You may also be able to earn points, perks, or cashback by using your debit card if you get one from a bank that offers such a promotion. But, there are a few drawbacks to debit cards. If there’s a problem, with the use of the card or an item you’ve bought with it, it’s up to you to resolve it. The bank probably won’t go to bat for you on your behalf, although there may be some exceptions. You must also safeguard your PIN since anyone with the number can use your card. A smaller drawback to debit cards is that if you use them to guarantee a hotel room or to leave a deposit when renting equipment, merchants will sometimes put a hold on a fairly large sum of money. This makes the money unavailable in your account until the hold is cleared! That’s fine if you have a large balance and don’t need access to the money. Otherwise, it could be a problem.

Credit cards, on the other hand, generally do have extra protections that come with them. If you have a problem with a charge or with something you’ve purchased, you can usually dispute it and the credit card company will attempt to resolve the situation between you and the merchant. (This doesn’t mean that if you change your mind that you can just say you didn’t buy the item through — chargebacks are a nightmare from the merchant’s point of view, especially ones that are done without good reason.)

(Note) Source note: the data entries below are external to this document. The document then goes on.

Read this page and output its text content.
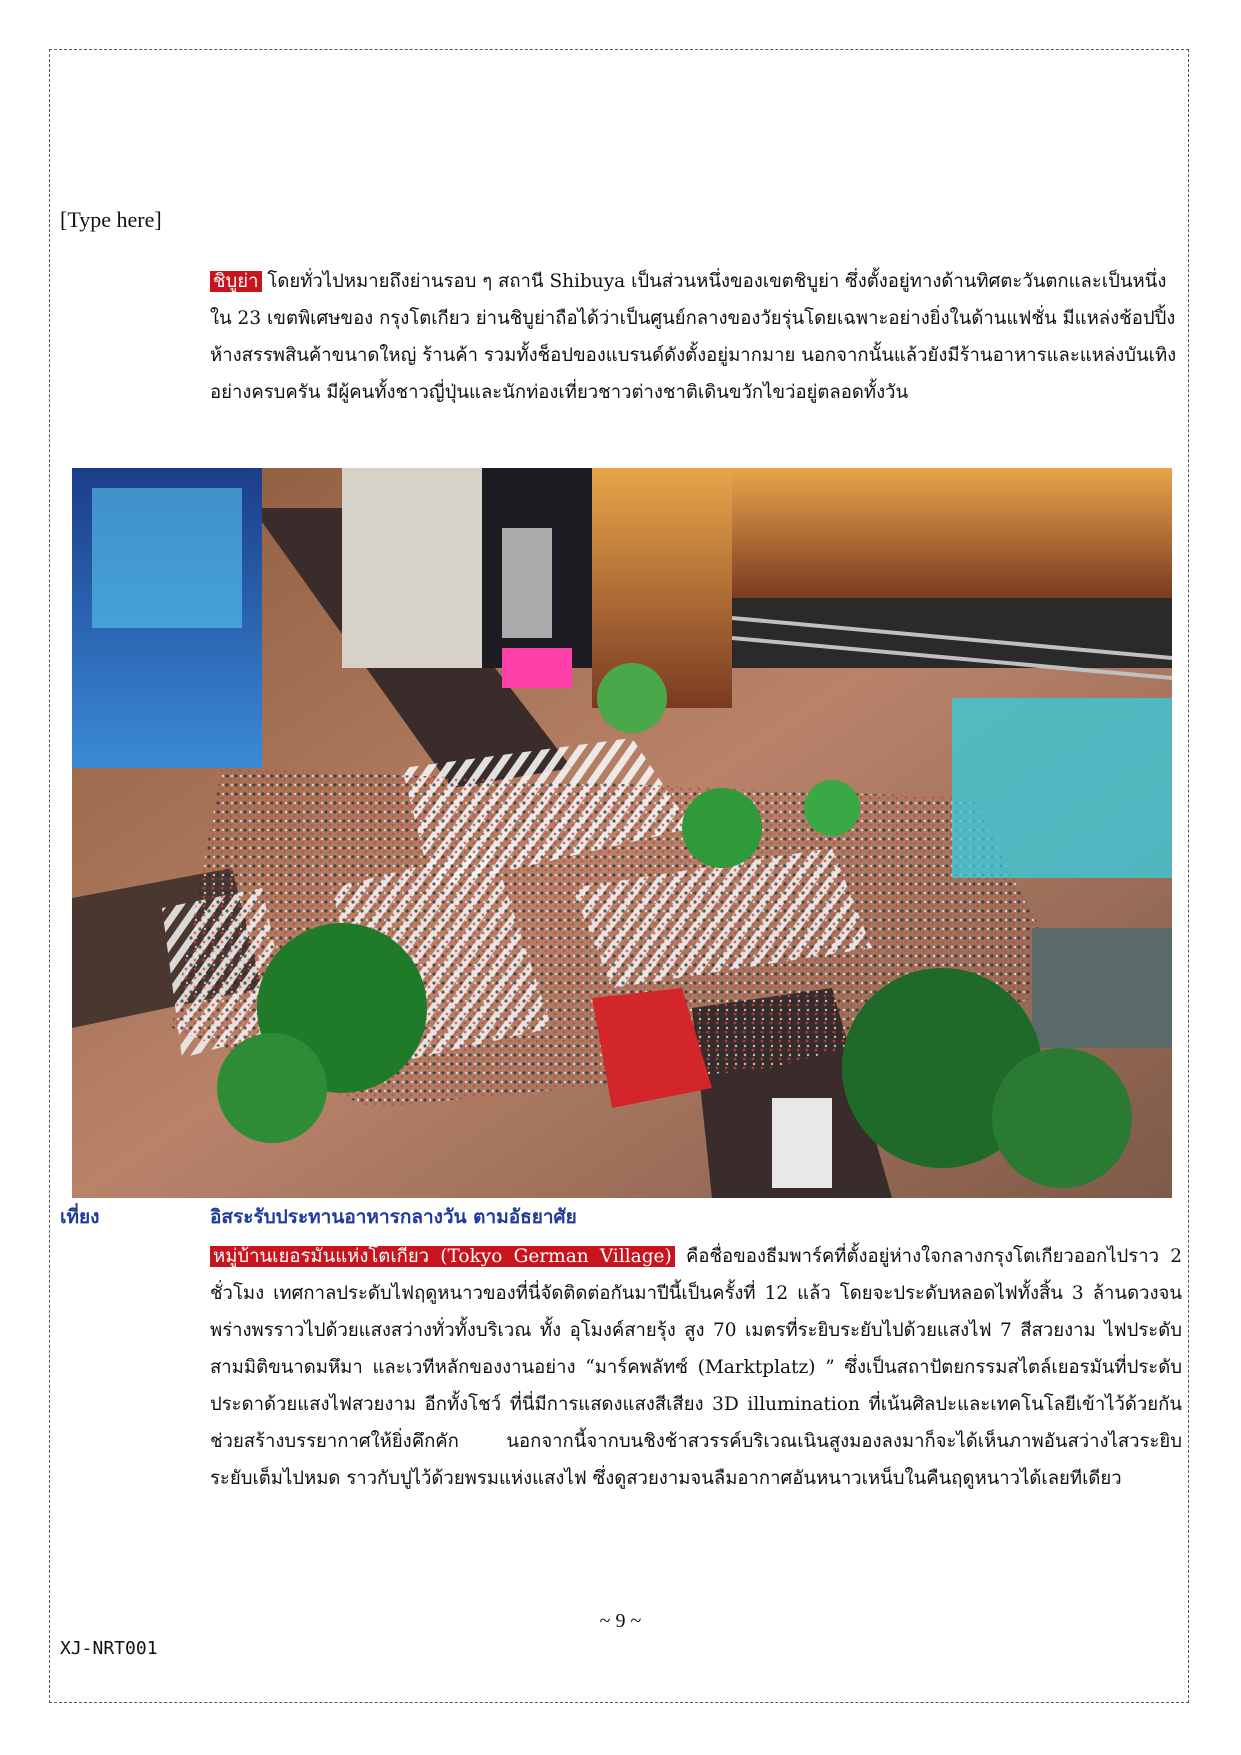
[Type here]

ชิบูย่า โดยทั่วไปหมายถึงย่านรอบ ๆ สถานี Shibuya เป็นส่วนหนึ่งของเขตชิบูย่า ซึ่งตั้งอยู่ทางด้านทิศตะวันตกและเป็นหนึ่งใน 23 เขตพิเศษของ กรุงโตเกียว ย่านชิบูย่าถือได้ว่าเป็นศูนย์กลางของวัยรุ่นโดยเฉพาะอย่างยิ่งในด้านแฟชั่น มีแหล่งช้อปปิ้ง ห้างสรรพสินค้าขนาดใหญ่ ร้านค้า รวมทั้งช็อปของแบรนด์ดังตั้งอยู่มากมาย นอกจากนั้นแล้วยังมีร้านอาหารและแหล่งบันเทิงอย่างครบครัน มีผู้คนทั้งชาวญี่ปุ่นและนักท่องเที่ยวชาวต่างชาติเดินขวักไขว่อยู่ตลอดทั้งวัน

เที่ยง	อิสระรับประทานอาหารกลางวัน ตามอัธยาศัย

หมู่บ้านเยอรมันแห่งโตเกียว (Tokyo German Village) คือชื่อของธีมพาร์คที่ตั้งอยู่ห่างใจกลางกรุงโตเกียวออกไปราว 2 ชั่วโมง เทศกาลประดับไฟฤดูหนาวของที่นี่จัดติดต่อกันมาปีนี้เป็นครั้งที่ 12 แล้ว โดยจะประดับหลอดไฟทั้งสิ้น 3 ล้านดวงจนพร่างพรราวไปด้วยแสงสว่างทั่วทั้งบริเวณ ทั้ง อุโมงค์สายรุ้ง สูง 70 เมตรที่ระยิบระยับไปด้วยแสงไฟ 7 สีสวยงาม ไฟประดับสามมิติขนาดมหึมา และเวทีหลักของงานอย่าง “มาร์คพลัทซ์ (Marktplatz) ” ซึ่งเป็นสถาปัตยกรรมสไตล์เยอรมันที่ประดับประดาด้วยแสงไฟสวยงาม อีกทั้งโชว์ ที่นี่มีการแสดงแสงสีเสียง 3D illumination ที่เน้นศิลปะและเทคโนโลยีเข้าไว้ด้วยกันช่วยสร้างบรรยากาศให้ยิ่งคึกคัก นอกจากนี้จากบนชิงช้าสวรรค์บริเวณเนินสูงมองลงมาก็จะได้เห็นภาพอันสว่างไสวระยิบระยับเต็มไปหมด ราวกับปูไว้ด้วยพรมแห่งแสงไฟ ซึ่งดูสวยงามจนลืมอากาศอันหนาวเหน็บในคืนฤดูหนาวได้เลยทีเดียว

~ 9 ~
XJ-NRT001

Credit cards often also come with rewards programs that can earn you cashback or gift cards. Also, they are accepted at places that debit cards aren’t. A good example is car rentals. However, like debit cards, there are a few drawbacks to credit cards. The biggest one is interesting. You will be charged interest if you don’t pay your balance in full each month. These can range anywhere from just over 0% to 30% or more. That’s a huge drawback because you could be paying up to 30% more for every item you buy. Not just once: you’ll pay again and again a month after month until you finally pay it off. If you only make the minimum payments and have a balance of several thousand dollars, it could take you DECADES to pay it off.

The bottom line is that you have to choose what’s best for you based on knowing your spending habits. Also, your willpower, strength, and how important having extra protection might be to you. I used to be a debit card junkie. That is until I ran into a snafu with one relating to an unauthorized charge. Now I do something that so far seems to combine the best of both worlds! I use a credit card for everything and have the balance paid automatically in full. This comes from my checking account each month. So, it’s sort of like a delayed-debit card with the extra protection of credit.

View Comments (3)
  • I used my debit card exclusively until I noticed my bank was charging me fees for it on the back end. Almost $1.50 per debit charge. When I switched over to the Visa Debit card, that went away and I’m grateful for it!

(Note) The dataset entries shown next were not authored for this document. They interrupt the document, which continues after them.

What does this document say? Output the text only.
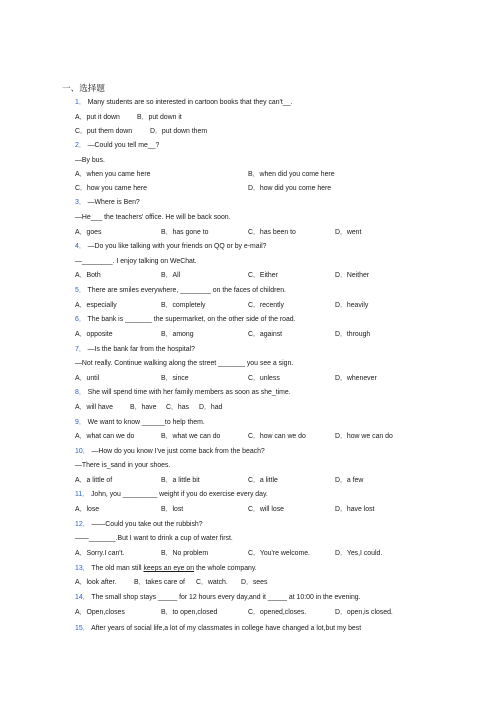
一、选择题
1． Many students are so interested in cartoon books that they can't__.
A．put it down B．put down it
C．put them down	D．put down them
2． —Could you tell me__?
—By bus.
A．when you came here	B．when did you come here
C．how you came here	D．how did you come here
3． —Where is Ben?
—He___ the teachers' office. He will be back soon.
A．goes	B．has gone to	C．has been to	D．went
4． —Do you like talking with your friends on QQ or by e-mail?
—________. I enjoy talking on WeChat.
A．Both	B．All	C．Either	D．Neither
5． There are smiles everywhere, ________ on the faces of children.
A．especially	B．completely	C．recently	D．heavily
6． The bank is _______ the supermarket, on the other side of the road.
A．opposite	B．among	C．against	D．through
7． —Is the bank far from the hospital?
—Not really. Continue walking along the street _______ you see a sign.
A．until	B．since	C．unless	D．whenever
8． She will spend time with her family members as soon as she_time.
A．will have B．have C．has D．had
9． We want to know ______to help them.
A．what can we do	B．what we can do	C．how can we do	D．how we can do
10． —How do you know I've just come back from the beach?
—There is_sand in your shoes.
A．a little of	B．a little bit	C．a little	D．a few
11． John, you _________ weight if you do exercise every day.
A．lose	B．lost	C．will lose	D．have lost
12． ——Could you take out the rubbish?
——_______.But I want to drink a cup of water first.
A．Sorry.I can't.	B．No problem	C．You're welcome.	D．Yes,I could.
13． The old man still keeps an eye on the whole company.
A．look after.	B．takes care of C．watch. D．sees
14． The small shop stays _____ for 12 hours every day,and it _____ at 10:00 in the evening.
A．Open,closes	B．to open,closed	C．opened,closes.	D．open,is closed.
15． After years of social life,a lot of my classmates in college have changed a lot,but my best
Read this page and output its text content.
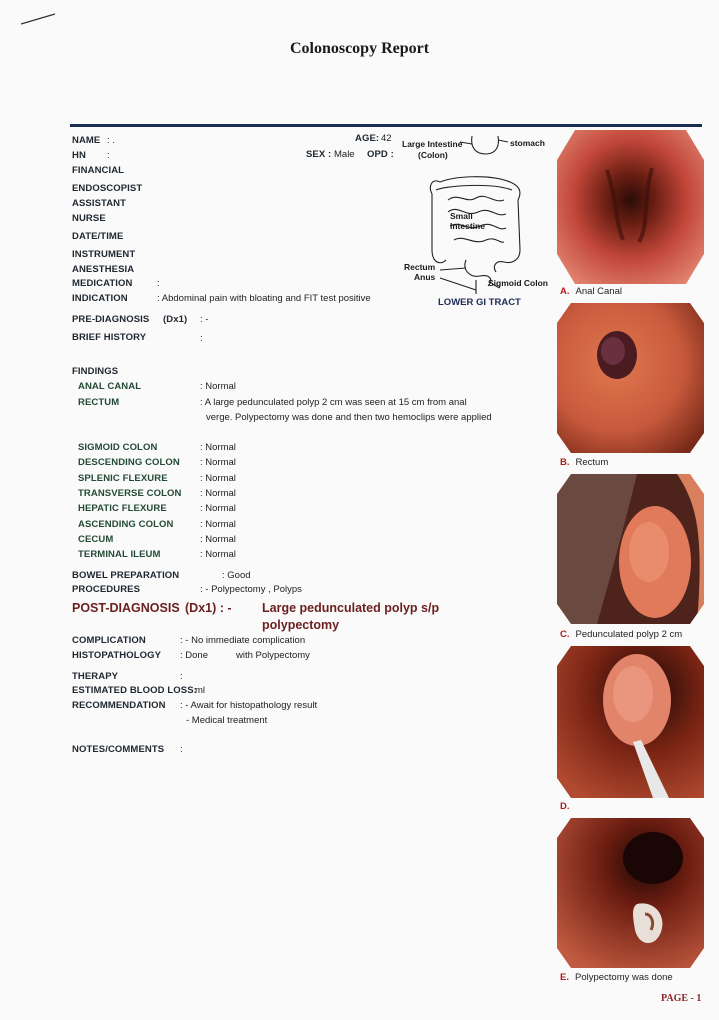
Colonoscopy Report
NAME : .
HN :
FINANCIAL
AGE: 42
SEX : Male OPD :
ENDOSCOPIST
ASSISTANT
NURSE
DATE/TIME
INSTRUMENT
ANESTHESIA
MEDICATION	:
INDICATION	: Abdominal pain with bloating and FIT test positive
PRE-DIAGNOSIS (Dx1) : -
BRIEF HISTORY	:
FINDINGS
ANAL CANAL	: Normal
RECTUM	: A large pedunculated polyp 2 cm was seen at 15 cm from anal
verge. Polypectomy was done and then two hemoclips were applied
SIGMOID COLON	: Normal
DESCENDING COLON : Normal
SPLENIC FLEXURE	: Normal
TRANSVERSE COLON : Normal
HEPATIC FLEXURE	: Normal
ASCENDING COLON	: Normal
CECUM	: Normal
TERMINAL ILEUM	: Normal
BOWEL PREPARATION	: Good
PROCEDURES	: - Polypectomy , Polyps
POST-DIAGNOSIS (Dx1) : - Large pedunculated polyp s/p
polypectomy
COMPLICATION	: - No immediate complication
HISTOPATHOLOGY : Done	with Polypectomy
THERAPY	:
ESTIMATED BLOOD LOSS:
ml
RECOMMENDATION : - Await for histopathology result
- Medical treatment
NOTES/COMMENTS :
Large Intestine
(Colon)
stomach
Small
Intestine
Rectum
Anus
Sigmoid Colon
LOWER GI TRACT
A. Anal Canal
B. Rectum
C. Pedunculated polyp 2 cm
D.
E. Polypectomy was done
PAGE - 1
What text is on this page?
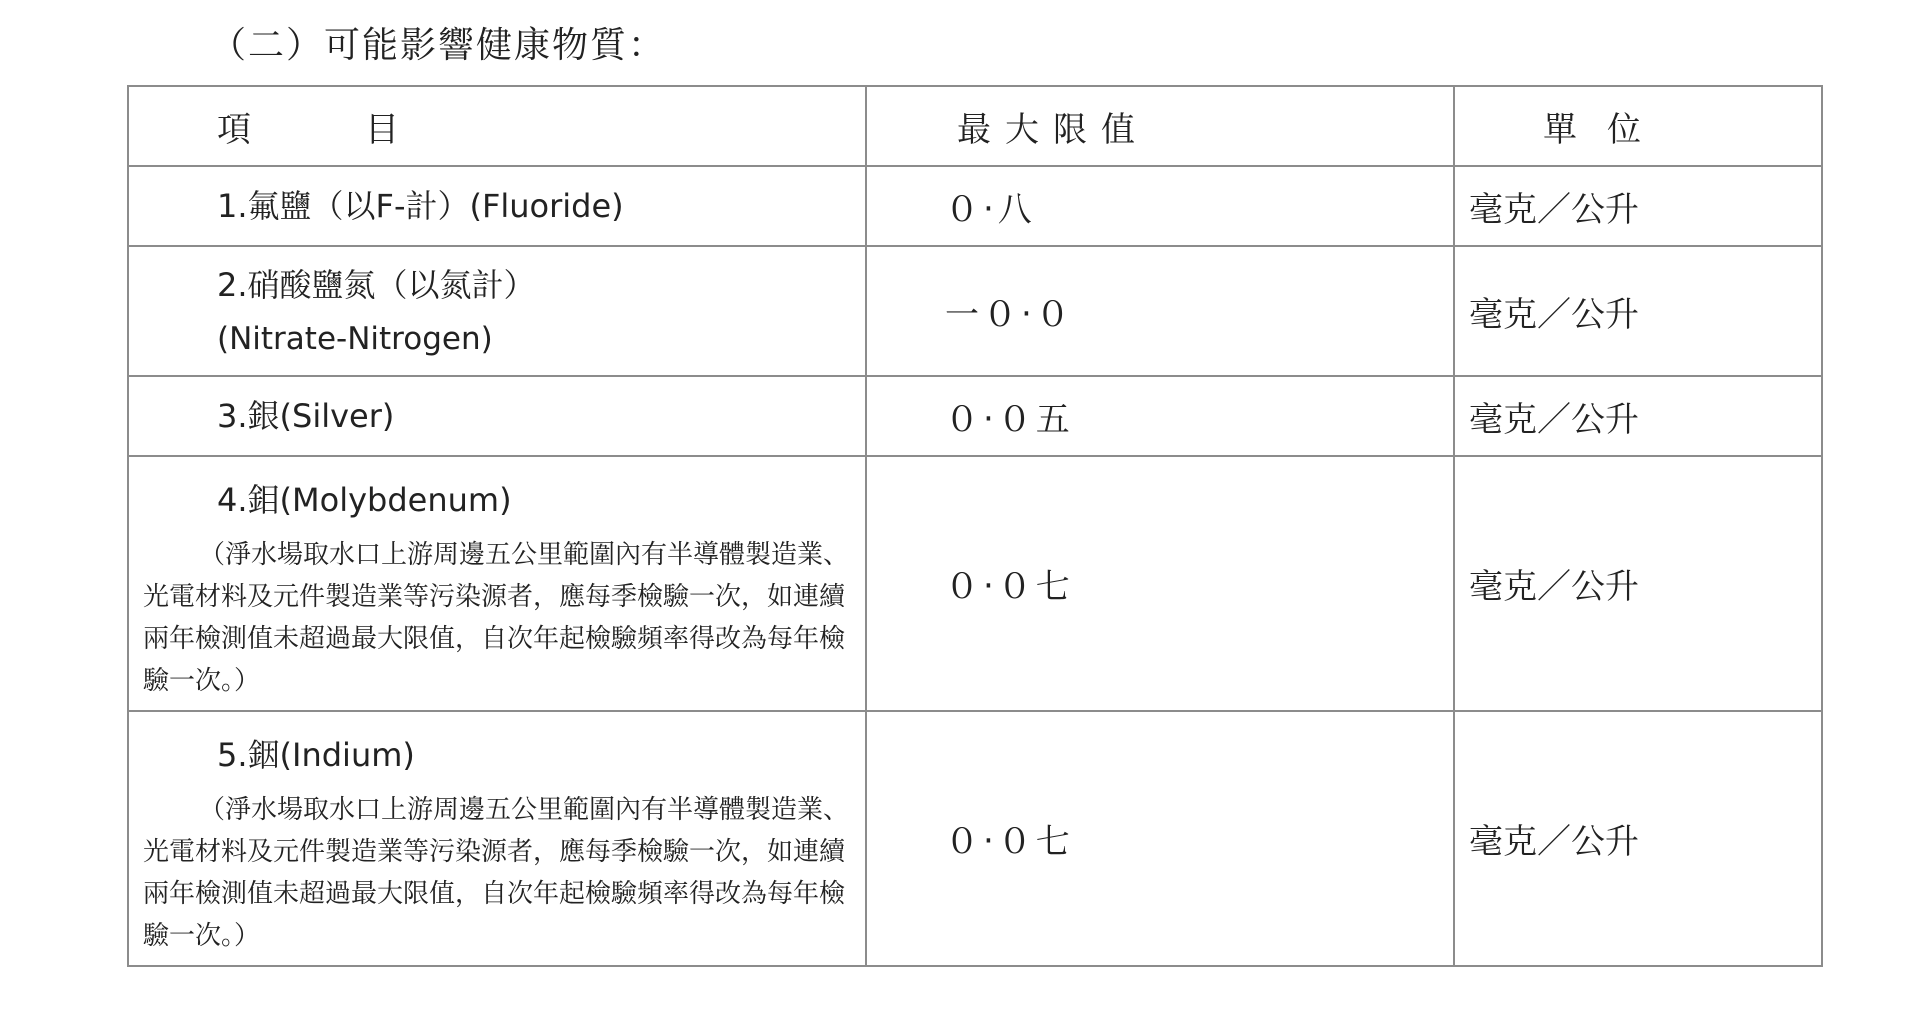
（二）可能影響健康物質：
項　目	最大限值	單位

1.氟鹽（以F-計）(Fluoride)	０‧八	毫克／公升

2.硝酸鹽氮（以氮計）
(Nitrate-Nitrogen)	一０‧０	毫克／公升

3.銀(Silver)	０‧０五	毫克／公升

4.鉬(Molybdenum)
（淨水場取水口上游周邊五公里範圍內有半導體製造業、光電材料及元件製造業等污染源者，應每季檢驗一次，如連續兩年檢測值未超過最大限值，自次年起檢驗頻率得改為每年檢驗一次。）	０‧０七	毫克／公升

5.銦(Indium)
（淨水場取水口上游周邊五公里範圍內有半導體製造業、光電材料及元件製造業等污染源者，應每季檢驗一次，如連續兩年檢測值未超過最大限值，自次年起檢驗頻率得改為每年檢驗一次。）	０‧０七	毫克／公升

  • Most people now use their credit cards just as often, if not more often, than their debit cards. They justify this by citing the “rewards” programs card companies offer. But can you really put a price tag on going into so much debt? Actually, you can: it’s called the interest rate! Seriously, here’s a tip: always keep your debit card physically on top of your credit card in your wallet. You’ll be more tempted to use it that way. The rest is just common sense: Use your credit card for things like online purchases and securing hotels and car rentals, and pay the bill as soon as it arrives. Otherwise, use your debit card. Why spend money you’re not sure you have?

  • That’s why I like charge cards (like American Express), they work like Credit Cards, have the same kind of protection, and you’re pretty much forced to pay off the entire balance every month, unless you specifically request to pay it off over a period of time. I have switched from using my debit card for almost everything (large purchases excluded) to using the AmEx Gold, it comes with rewards, and does have some perks that makes the annual fee worth it (discounts on lots of things). It just takes discipline to remember that while your balance in your bank stays high for an entire month, you do have to pay everything you accumulated at the end of that month.